System Events' Login Items Suite

Does anyone know the syntax for deleting an entry in login items using terms from System Events? (or is it only possible to delete the last one)?

Hi,

Reference it by name.

set myItem to "Item to remove"
tell application "System Events"
	delete (login items whose name is myItem)
end tell

Best wishes

John M

Hi, Adam.

Just testing quickly, I can delete login items individually by name or (similarly to John M) by name filter.

tell application "System Events"
	delete login item "Unwanted item"
	delete login items whose name contains "Zap"
end tell

The syntax for adding an item seems to be:

tell application "System Events"
	make new login item at end of login items with properties {path: loginItem}
end tell

The path property can be specified as a POSIX path, an alias, or a file specification, but not as an HFS path. It’s returned as a POSIX path. I haven’t succeeded in setting or reading the hidden property by script.

You’ll discover, however, that the deletion methods only work if the item is last, that you can’t delete an intermediate item by name or index number, and that in the creation of an item whether you put:

make new login item at end of login items with properties {path: loginItem} -- OR 
make new login item at beginning of login items with properties {path: loginItem}

you get the application added at the end of the array.

Hidden doesn’t work for me either.

Clearly, if you wanted to change the order of login items in a script, you’d have to get all the refs from the current list, delete them from the bottom up, rearrange the list to suit, load them all up again, and if you wanted a particular item hidden, there’s no way just now short of GUI scripting or using plist buddy in shell scripts. You can read defaults to see the list in Preferences, but then it would be incumbent on you to provide the ‘data’ section if you wanted to rewrite the list there with a defaults write statement. Ugly.

Hi, Adam.

I’m seeing some of that, but not all. I can (in OS 10.4.7, System Events 1.3.1) delete any login item, by name, by index, by filter, individually, severally, or en masse. I can’t however create login items anywhere but at the end of the list. Only at beginning and at end appear to work at all and they both have the same effect. Similarly, I can’t drag items around in the Accounts/Login Items pane of System Preferences to change their loading order, which I can on my Jaguar Machine and, according to the Help file, is supposed to be possible in Tiger too. As we’ve both noted, the hidden property of a login item isn’t settable or gettable by script.

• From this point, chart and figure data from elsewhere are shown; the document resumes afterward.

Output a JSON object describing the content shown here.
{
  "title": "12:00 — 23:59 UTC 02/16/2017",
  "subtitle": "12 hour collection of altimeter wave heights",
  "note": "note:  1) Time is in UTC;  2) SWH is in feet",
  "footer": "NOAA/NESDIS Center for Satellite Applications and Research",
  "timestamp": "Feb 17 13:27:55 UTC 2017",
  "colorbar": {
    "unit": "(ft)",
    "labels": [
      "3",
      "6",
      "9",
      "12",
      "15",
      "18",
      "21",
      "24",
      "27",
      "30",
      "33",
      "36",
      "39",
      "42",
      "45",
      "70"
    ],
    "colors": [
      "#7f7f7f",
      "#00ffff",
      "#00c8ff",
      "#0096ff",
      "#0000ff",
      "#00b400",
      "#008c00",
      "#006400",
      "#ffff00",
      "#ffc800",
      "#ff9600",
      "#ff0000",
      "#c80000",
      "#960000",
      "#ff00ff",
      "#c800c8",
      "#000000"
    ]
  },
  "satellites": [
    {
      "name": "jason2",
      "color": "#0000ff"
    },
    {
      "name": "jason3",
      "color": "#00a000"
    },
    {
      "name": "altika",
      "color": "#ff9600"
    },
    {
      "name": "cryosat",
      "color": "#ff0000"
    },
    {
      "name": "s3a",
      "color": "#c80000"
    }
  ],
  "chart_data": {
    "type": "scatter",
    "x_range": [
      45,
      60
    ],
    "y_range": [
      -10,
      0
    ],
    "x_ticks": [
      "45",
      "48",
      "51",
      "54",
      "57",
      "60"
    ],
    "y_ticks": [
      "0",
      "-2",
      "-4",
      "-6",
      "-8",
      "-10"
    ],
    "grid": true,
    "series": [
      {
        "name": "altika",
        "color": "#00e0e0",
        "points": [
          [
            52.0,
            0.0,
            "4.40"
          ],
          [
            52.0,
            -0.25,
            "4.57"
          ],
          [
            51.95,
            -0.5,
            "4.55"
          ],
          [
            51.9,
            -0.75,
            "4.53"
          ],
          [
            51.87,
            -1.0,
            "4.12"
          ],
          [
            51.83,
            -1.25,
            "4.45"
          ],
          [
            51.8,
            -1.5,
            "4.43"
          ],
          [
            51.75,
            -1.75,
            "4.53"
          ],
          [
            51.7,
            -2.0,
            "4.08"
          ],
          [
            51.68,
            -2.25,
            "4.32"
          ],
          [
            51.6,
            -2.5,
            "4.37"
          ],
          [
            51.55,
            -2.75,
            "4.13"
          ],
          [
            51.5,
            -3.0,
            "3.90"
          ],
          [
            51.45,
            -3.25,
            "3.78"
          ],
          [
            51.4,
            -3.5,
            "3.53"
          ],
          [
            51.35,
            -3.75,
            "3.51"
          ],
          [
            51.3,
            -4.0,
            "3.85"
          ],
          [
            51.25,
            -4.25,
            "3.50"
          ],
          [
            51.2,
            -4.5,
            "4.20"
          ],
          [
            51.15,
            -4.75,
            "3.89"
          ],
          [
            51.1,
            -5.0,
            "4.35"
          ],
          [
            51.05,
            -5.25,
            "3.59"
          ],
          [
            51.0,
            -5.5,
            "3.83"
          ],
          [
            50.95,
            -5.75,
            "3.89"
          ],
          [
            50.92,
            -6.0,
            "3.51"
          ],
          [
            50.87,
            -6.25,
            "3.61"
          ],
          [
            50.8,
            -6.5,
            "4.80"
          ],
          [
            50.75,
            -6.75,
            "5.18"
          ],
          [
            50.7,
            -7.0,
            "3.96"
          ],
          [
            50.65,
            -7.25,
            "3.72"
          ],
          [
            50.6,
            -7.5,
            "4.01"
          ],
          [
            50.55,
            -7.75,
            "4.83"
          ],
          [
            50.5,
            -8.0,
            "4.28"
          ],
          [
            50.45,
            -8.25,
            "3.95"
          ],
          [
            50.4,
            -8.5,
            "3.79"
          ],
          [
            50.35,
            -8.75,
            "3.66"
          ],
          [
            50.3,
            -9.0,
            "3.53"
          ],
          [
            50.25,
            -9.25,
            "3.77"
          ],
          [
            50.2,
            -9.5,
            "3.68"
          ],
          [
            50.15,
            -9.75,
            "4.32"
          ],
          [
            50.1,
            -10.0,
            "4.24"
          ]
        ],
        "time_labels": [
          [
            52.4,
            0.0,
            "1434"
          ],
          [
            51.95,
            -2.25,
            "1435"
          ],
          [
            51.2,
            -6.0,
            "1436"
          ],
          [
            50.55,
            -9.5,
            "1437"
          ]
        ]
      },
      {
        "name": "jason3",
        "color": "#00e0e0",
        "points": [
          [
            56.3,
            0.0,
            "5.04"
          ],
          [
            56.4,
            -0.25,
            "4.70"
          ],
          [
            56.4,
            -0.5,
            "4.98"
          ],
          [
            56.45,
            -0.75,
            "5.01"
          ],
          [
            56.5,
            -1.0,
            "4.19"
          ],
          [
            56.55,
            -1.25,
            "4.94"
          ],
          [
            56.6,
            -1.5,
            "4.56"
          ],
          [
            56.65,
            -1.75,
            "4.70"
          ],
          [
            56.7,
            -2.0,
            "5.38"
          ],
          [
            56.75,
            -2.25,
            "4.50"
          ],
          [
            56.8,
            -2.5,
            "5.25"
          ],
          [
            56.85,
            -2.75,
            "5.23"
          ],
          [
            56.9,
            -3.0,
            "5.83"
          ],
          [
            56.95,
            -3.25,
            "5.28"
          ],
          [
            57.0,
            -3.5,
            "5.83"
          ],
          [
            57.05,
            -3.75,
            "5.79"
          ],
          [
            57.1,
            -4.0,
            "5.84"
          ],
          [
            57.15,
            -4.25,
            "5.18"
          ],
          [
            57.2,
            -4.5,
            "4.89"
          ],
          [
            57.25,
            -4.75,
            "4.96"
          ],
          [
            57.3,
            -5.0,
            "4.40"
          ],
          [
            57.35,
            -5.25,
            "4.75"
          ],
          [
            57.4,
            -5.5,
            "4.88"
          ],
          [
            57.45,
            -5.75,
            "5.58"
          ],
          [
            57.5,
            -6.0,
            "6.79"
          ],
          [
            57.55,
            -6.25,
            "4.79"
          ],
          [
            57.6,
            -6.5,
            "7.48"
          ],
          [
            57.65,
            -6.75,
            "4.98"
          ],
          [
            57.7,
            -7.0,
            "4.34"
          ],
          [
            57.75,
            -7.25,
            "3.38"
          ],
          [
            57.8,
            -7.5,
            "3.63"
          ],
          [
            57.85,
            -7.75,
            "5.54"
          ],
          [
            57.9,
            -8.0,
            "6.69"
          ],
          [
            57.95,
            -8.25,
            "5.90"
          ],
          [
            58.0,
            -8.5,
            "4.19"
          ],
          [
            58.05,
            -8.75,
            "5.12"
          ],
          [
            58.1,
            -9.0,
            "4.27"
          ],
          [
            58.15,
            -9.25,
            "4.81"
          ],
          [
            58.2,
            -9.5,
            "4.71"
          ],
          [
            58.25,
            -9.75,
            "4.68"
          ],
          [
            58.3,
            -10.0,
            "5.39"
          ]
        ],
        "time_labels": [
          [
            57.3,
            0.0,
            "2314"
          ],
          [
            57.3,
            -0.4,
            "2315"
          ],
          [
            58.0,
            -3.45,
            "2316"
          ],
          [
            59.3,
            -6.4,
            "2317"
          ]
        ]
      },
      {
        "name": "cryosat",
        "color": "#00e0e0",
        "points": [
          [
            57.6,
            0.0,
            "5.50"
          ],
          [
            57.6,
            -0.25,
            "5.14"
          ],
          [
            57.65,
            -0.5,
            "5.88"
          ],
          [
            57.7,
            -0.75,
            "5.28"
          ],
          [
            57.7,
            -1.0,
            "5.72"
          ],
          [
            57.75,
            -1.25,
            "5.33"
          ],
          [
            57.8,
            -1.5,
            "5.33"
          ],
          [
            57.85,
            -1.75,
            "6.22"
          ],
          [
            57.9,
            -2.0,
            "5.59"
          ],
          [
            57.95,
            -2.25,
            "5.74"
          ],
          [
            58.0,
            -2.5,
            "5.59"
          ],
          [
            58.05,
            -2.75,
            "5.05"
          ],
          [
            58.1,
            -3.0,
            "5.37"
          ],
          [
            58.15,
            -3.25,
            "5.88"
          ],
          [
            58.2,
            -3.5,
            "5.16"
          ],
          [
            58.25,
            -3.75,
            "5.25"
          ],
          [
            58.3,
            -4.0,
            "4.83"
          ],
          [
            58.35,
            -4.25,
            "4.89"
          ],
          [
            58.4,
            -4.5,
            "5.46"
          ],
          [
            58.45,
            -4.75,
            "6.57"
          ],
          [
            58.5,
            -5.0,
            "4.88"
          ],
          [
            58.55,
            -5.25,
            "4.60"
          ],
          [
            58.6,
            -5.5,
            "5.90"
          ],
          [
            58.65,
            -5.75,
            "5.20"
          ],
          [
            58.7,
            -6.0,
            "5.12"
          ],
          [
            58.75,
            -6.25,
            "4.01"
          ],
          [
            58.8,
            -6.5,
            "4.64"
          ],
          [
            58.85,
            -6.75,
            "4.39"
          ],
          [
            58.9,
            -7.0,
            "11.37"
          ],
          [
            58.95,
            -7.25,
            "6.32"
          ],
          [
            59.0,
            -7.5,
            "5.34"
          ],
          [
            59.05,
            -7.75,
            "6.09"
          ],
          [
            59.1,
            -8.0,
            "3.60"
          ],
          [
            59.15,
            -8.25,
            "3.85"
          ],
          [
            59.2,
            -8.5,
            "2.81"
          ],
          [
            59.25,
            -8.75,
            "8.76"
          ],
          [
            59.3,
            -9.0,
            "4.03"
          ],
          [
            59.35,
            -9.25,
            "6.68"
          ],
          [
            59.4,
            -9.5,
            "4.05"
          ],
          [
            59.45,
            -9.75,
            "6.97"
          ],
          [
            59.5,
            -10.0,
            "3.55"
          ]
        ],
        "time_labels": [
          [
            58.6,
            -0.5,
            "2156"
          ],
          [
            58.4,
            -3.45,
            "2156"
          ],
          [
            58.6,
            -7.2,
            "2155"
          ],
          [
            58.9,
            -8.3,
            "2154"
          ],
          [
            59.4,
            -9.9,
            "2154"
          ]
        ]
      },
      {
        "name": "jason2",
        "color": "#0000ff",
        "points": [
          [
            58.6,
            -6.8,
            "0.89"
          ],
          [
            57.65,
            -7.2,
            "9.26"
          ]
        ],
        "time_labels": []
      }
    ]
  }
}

It’s very interesting that on similar systems, we’re not only both seeing problems but different ones… :confused:

So can I delete any item by all means now. I must have screwed up in an earlier test (which I didn’t keep). What I had done was to get the name of every login item and then refer to the one I wanted by it’s position in that list so I dropped some ball in that process, didn’t get any error message, but didn’t get a result either. I wonder if it matters how long ago the item was added (i.e., whether it had just been added from a script)? Haven’t explored that.

Another interesting item - it doesn’t seem to matter that the Accounts Preferences, including login items pane is locked.

Some afterthoughts on the topic:
Apple’s implementation of login items fires them almost instantly, resulting in an overkill of system load, finishing their launch at random order.
One could argue what that load order really is about (as opposed to Classic extensions…!?)
Some login items (scripts) might depend on each other, leading to unpredictable results.

For these reasons my system only has a few really vital login items.
The rest of them go in a “Delayed Startup Items” folder in my ~Library, and will only load after a certain period of little system activity, with a couple of seconds in between.

This allows for a lean and responsive system if necessary.
It has a true load order, is much more scriptable & configurable…for different locations, of times of the day etc. than the Accounts prefpane is.

As it happens, Eelco, so do mine. There are a bunch of daemons that start up, and my Delayed_Start script.app reads aliases from a Startup Delayed folder in my home folder (so I don’t have to change the script) and gets them going in a controlled manner with appropriate delays.

Without this, because I have a lot of memory and leave a lot running, I wasn’t even getting a Finder promptly, particularly because apps like QuickSilver and FastScripts do searches, gmail Notification calls home, SOHO notes backs up it’s database, Timbuktu registers my IP Address with their server, and Eudora is fetching mail. Much better to parcel them out in time and have the use of several immediately.

For a lean system, I just change the name of the Delayed_Start folder.